Amb. Daniel C. Kurtzer
S. Daniel Abraham Professor in Middle Eastern Policy Studies, Woodrow Wilson School of Public and International Affairs, Princeton University
Amb. Daniel Kurtzer is a lecturer and the S. Daniel Abraham Professor in Middle Eastern policy studies at the Woodrow Wilson School of Public and International Affairs. He served 29 years in the U.S. Foreign Service, including as U.S. ambassador to Egypt (1997-2001) and to Israel (2001-2005). Since leaving government service, Ambassador Kurtzer has served as an advisor to the Iraq Study Group, a member of the Board of Trustees of the American University in Cairo, the first commissioner of the professional Israel Baseball League, and a member of the New Jersey-Israel Commission.Ambassador Kurtzer holds a Ph.D. from Columbia University. He is the co-author of Negotiating Arab-Israeli Peace: American Leadership in the Middle East. He was a foreign policy advisor to President Obama’s campaign in 2008 and is a contributor to the Washington Post and other publications on developments in the Middle East.
Khalil Shikaki
Director, Palestinian Center for Policy and Survey Research (Ramallah), and Senior Fellow, Crown Center for Middle East Studies, Brandeis University
Khalil Shikaki is director of the Palestinian Center for Policy and Survey Research in Ramallah and a senior fellow at the Crown Center for Middle East Studies at Brandeis University. Currently, he is also a visiting professor at the University of Michigan, Ann Arbor. Shikaki obtained his Ph.D. in political science from Columbia University, and has taught at several Palestinian and American universities. Since 1993, Dr. Shikaki has conducted more than 200 polls among Palestinians in the West Bank and the Gaza Strip. His research has focused on Palestinian state building, public opinion, the transition to democracy, and the impact of domestic Palestinian politics on the peace process.
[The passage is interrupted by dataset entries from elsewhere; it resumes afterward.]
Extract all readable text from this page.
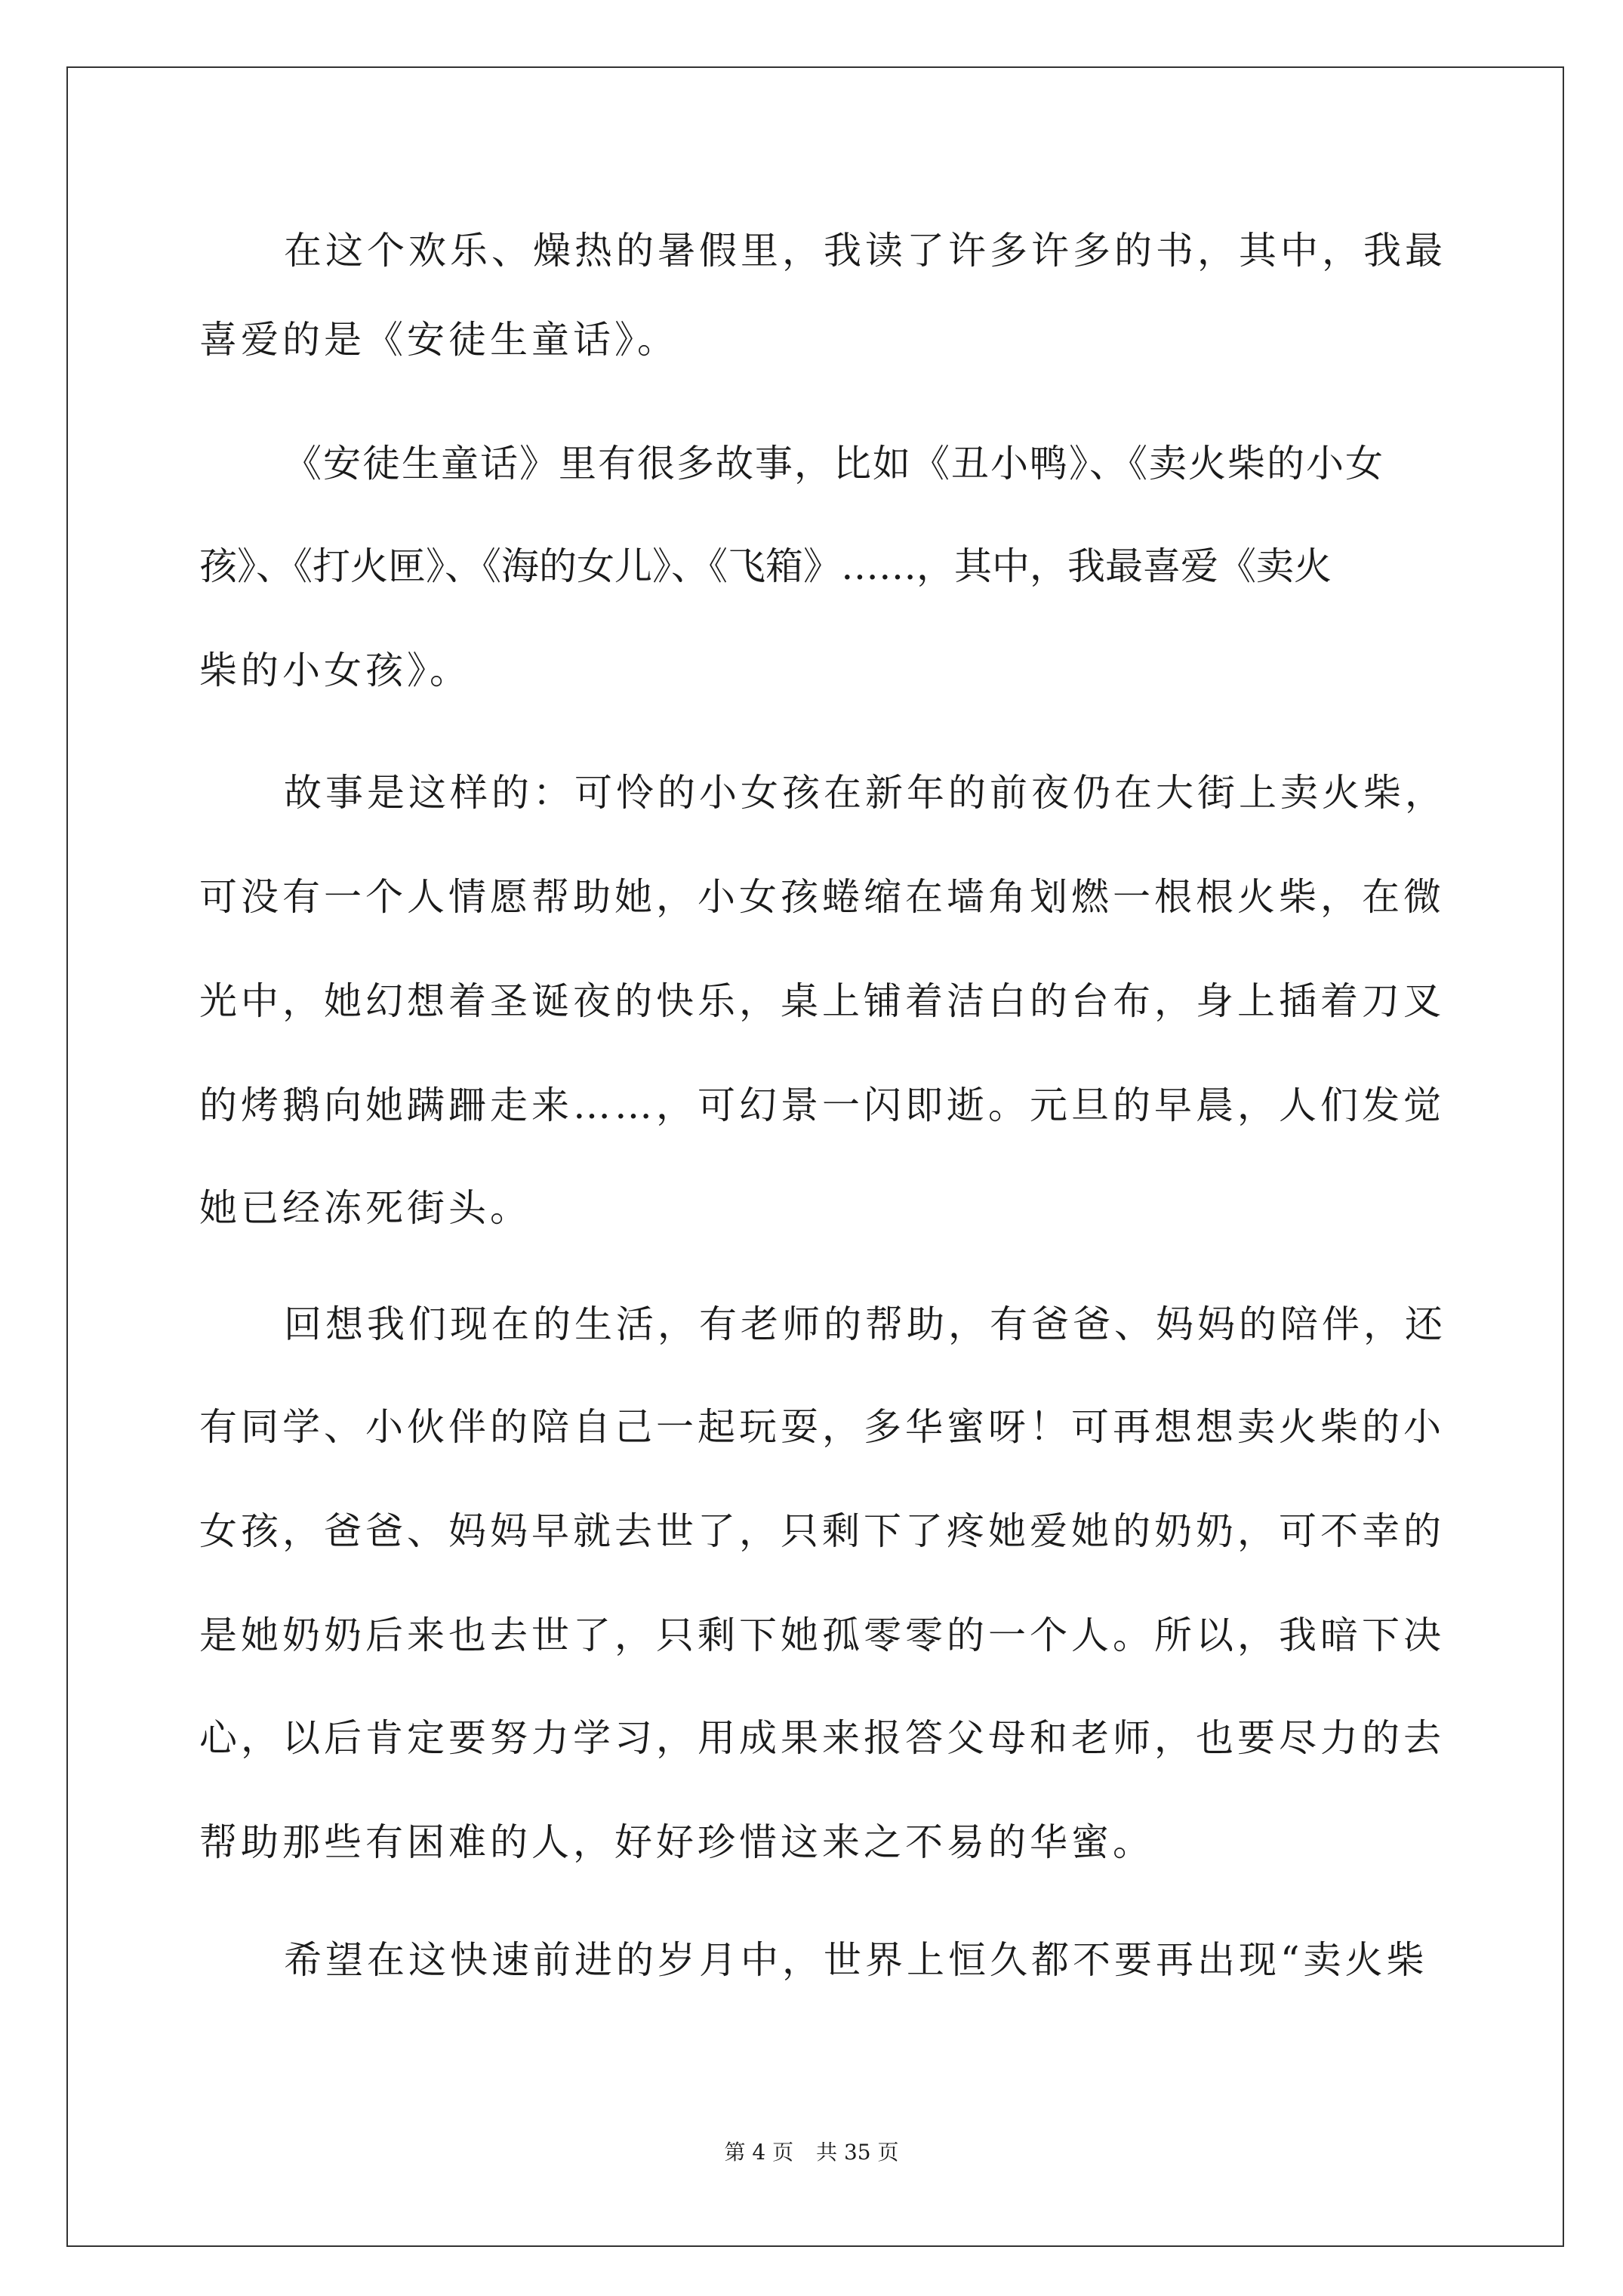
在这个欢乐、燥热的暑假里，我读了许多许多的书，其中，我最

喜爱的是《安徒生童话》。

《安徒生童话》里有很多故事，比如《丑小鸭》、《卖火柴的小女

孩》、《打火匣》、《海的女儿》、《飞箱》……，其中，我最喜爱《卖火

柴的小女孩》。

故事是这样的：可怜的小女孩在新年的前夜仍在大街上卖火柴，

可没有一个人情愿帮助她，小女孩蜷缩在墙角划燃一根根火柴，在微

光中，她幻想着圣诞夜的快乐，桌上铺着洁白的台布，身上插着刀叉

的烤鹅向她蹒跚走来……，可幻景一闪即逝。元旦的早晨，人们发觉

她已经冻死街头。

回想我们现在的生活，有老师的帮助，有爸爸、妈妈的陪伴，还

有同学、小伙伴的陪自己一起玩耍，多华蜜呀！可再想想卖火柴的小

女孩，爸爸、妈妈早就去世了，只剩下了疼她爱她的奶奶，可不幸的

是她奶奶后来也去世了，只剩下她孤零零的一个人。所以，我暗下决

心，以后肯定要努力学习，用成果来报答父母和老师，也要尽力的去

帮助那些有困难的人，好好珍惜这来之不易的华蜜。

希望在这快速前进的岁月中，世界上恒久都不要再出现“卖火柴

第 4 页 共 35 页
He is the co-author with Shai Feldman and Abdel Monem Said Aly of Arabs and Israelis: Conflict and Peacemaking in the Middle East (Palgrave Macmillan, 2013) and Public Opinion in the Israeli-Palestinian Conflict: The Public Imperative During the Second Intifada (Indiana University Press, 2010) with Yaacov Shamir.
Khaled Elgindy
Fellow, Center for Middle East Policy at Brookings
Khaled Elgindy is a fellow in the Center for Middle East Policy at the Brookings Institution. He is a founding board member of the Egyptian-American Rule of Law Association (EARLA), established in the spring of 2011. Before arriving at Brookings, Elgindy spent more than five years as an advisor to the Palestinian leadership in Ramallah on permanent status negotiations with Israel, and was a key participant in the Annapolis negotiations of 2008. Prior to that, he spent many years in various political and policy-related positions in Washington, DC, both inside and outside of government. Elgindy is the author of numerous analyses and articles on the Middle East peace process, Israeli-Palestinian affairs, Egyptian politics, and related subjects. His most recent publications include, “The Middle East Quartet: A Post-Mortem” (Brookings Institution, February 2012) and ”Egypt’s Troubled Transition: Elections without Democracy” (The Washington Quarterly, Spring 2012).
Lara Friedman (Moderator)
Director of Policy and Government Relations, Americans for Peace Now
Lara Friedman is director of policy and government relations for Americans for Peace Now. As a leading authority on U.S. foreign policy in the Middle East, Israeli settlements policy, and Jerusalem, Ms. Friedman frequently meets and briefs members of Congress, U.S. administration officials, foreign diplomats, and other members of the foreign policy community. She is a frequent resource for journalists and policymakers, and regularly publishes opinion and analysis pieces in the U.S. and Israeli press. A former foreign service officer, she served in Jerusalem, Washington, Tunis, and Beirut, and is fluent in French, Spanish, and Arabic.